La notion de développement durable impose une conceptualisation nouvelle, encore largement à inventer, poussant la recherche à se saisir de nouveaux objets, à reconfigurer ses démarches et à réorienter les finalités de son action au sein des sociétés. La recherche pour le développement durable prend en compte la complexité et l’interconnexion des milieux et lie catégories d’analyse et catégories d’action. Il apparaît aujourd’hui particulièrement nécessaire de renforcer les travaux sur les interactions entre les sociétés et l’environnement, deux champs de recherche encore trop souvent disjoints. L’enjeu du développement durable est en effet d’établir une compatibilité à long terme entre la dynamique des systèmes économiques, sociaux et naturels. Œuvrer dans ce sens implique de promouvoir une recherche interdisciplinaire intégrant d’emblée différentes approches, celles des sciences de la nature ou de la terre et celles des sciences humaines et sociales. La satisfaction du besoin social n’est pas simplement subordonnée à des approches techniques : elle doit intégrer une approche socio-économique et culturelle des problèmes. Cette interdisciplinarité, bien qu’encore loin d’être atteinte, est indispensable pour traiter les questions évoquées en répondant à des problèmes concrets, toujours relativement complexes, identifiés sur le terrain. Les recherches transversales, ou intégratives, représentent aujourd’hui un nouvel enjeu pour nos institutions scientifiques, en mobilisant des disciplines longtemps restées disjointes par tradition, ou par intérêt. Cette nouvelle approche nécessite également de transcender les logiques institutionnelles et les logiques nationales.

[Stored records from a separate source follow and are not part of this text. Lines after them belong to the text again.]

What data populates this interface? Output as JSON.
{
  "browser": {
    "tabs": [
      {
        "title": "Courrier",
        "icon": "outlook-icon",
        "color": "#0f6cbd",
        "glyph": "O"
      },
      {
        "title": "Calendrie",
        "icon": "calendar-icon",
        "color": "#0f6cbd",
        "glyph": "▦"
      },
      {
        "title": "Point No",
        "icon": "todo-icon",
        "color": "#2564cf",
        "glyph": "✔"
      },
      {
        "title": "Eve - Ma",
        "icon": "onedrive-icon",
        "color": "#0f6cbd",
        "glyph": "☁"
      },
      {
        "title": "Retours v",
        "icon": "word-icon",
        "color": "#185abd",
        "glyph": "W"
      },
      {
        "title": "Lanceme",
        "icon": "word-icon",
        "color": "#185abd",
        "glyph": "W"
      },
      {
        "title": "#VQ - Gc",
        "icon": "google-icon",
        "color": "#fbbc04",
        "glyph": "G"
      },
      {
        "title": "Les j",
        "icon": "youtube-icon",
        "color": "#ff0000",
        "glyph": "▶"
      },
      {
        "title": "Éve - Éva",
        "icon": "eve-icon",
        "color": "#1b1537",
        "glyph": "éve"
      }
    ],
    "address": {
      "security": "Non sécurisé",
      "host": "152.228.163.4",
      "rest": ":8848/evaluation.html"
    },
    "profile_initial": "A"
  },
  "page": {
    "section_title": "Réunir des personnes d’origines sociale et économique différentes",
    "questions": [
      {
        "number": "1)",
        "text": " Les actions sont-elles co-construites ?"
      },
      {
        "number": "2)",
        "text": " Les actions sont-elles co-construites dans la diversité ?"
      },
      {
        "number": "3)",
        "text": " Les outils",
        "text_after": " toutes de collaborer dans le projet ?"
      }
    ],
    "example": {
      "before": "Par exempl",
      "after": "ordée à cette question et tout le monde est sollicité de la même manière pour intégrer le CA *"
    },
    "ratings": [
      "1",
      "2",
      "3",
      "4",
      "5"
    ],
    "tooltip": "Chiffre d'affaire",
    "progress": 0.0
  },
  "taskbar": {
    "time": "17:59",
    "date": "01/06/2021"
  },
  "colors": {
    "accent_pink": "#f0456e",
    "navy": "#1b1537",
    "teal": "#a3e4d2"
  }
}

De plus, la communauté scientifique et technologique doit accepter de s’engager dans l’amélioration de l’interaction avec les autres partenaires du développement. Le sommet de Johannesburg a mis en évidence la diversité et l’importance spécifique des acteurs qui sont parties prenantes des enjeux du développement durable. Trois types d’acteurs sont particulièrement importants pour la recherche française. Il s’agit tout d’abord des scientifiques du Nord et du Sud. Toutes les recherches entreprises doivent être menées en partenariat avec les pays concernés, ceux-ci se réservant le choix des thèmes sur lesquels ils souhaitent coopérer. L’interconnexion plus forte des communautés scientifiques des pays du Nord – et en particulier européens – et du Sud facilitera le montage de partenariats scientifiques Nord-Sud et Sud-Sud. Par ailleurs, nos pratiques de recherche doivent laisser plus de place aux acteurs non scientifiques, ceux qui sont justement en situation d’œuvrer en faveur du développement durable. Il s’agit tout d’abord des organisations nationales ou internationales de coopération et des bailleurs de fonds destinés à la recherche pour le développement et aux transferts de ses résultats (valorisation, expertise). Ceci doit être particulièrement le cas aux stades d’élaboration et d’évaluation des projets de développement. Il s’agit ensuite des représentants de la société civile – entreprises, organisations non gouvernementales (ONG), syndicats, etc. –, qui sont en prise directe avec les réalités du développement, au Nord comme au Sud. Procéder de cette manière renforce la pertinence scientifique et politique de la recherche pour le développement et donc son efficacité, non seulement pour la production partagée de connaissances, mais aussi en se révélant le meilleur moyen de renforcer les capacités et de nouer des partenariats durables.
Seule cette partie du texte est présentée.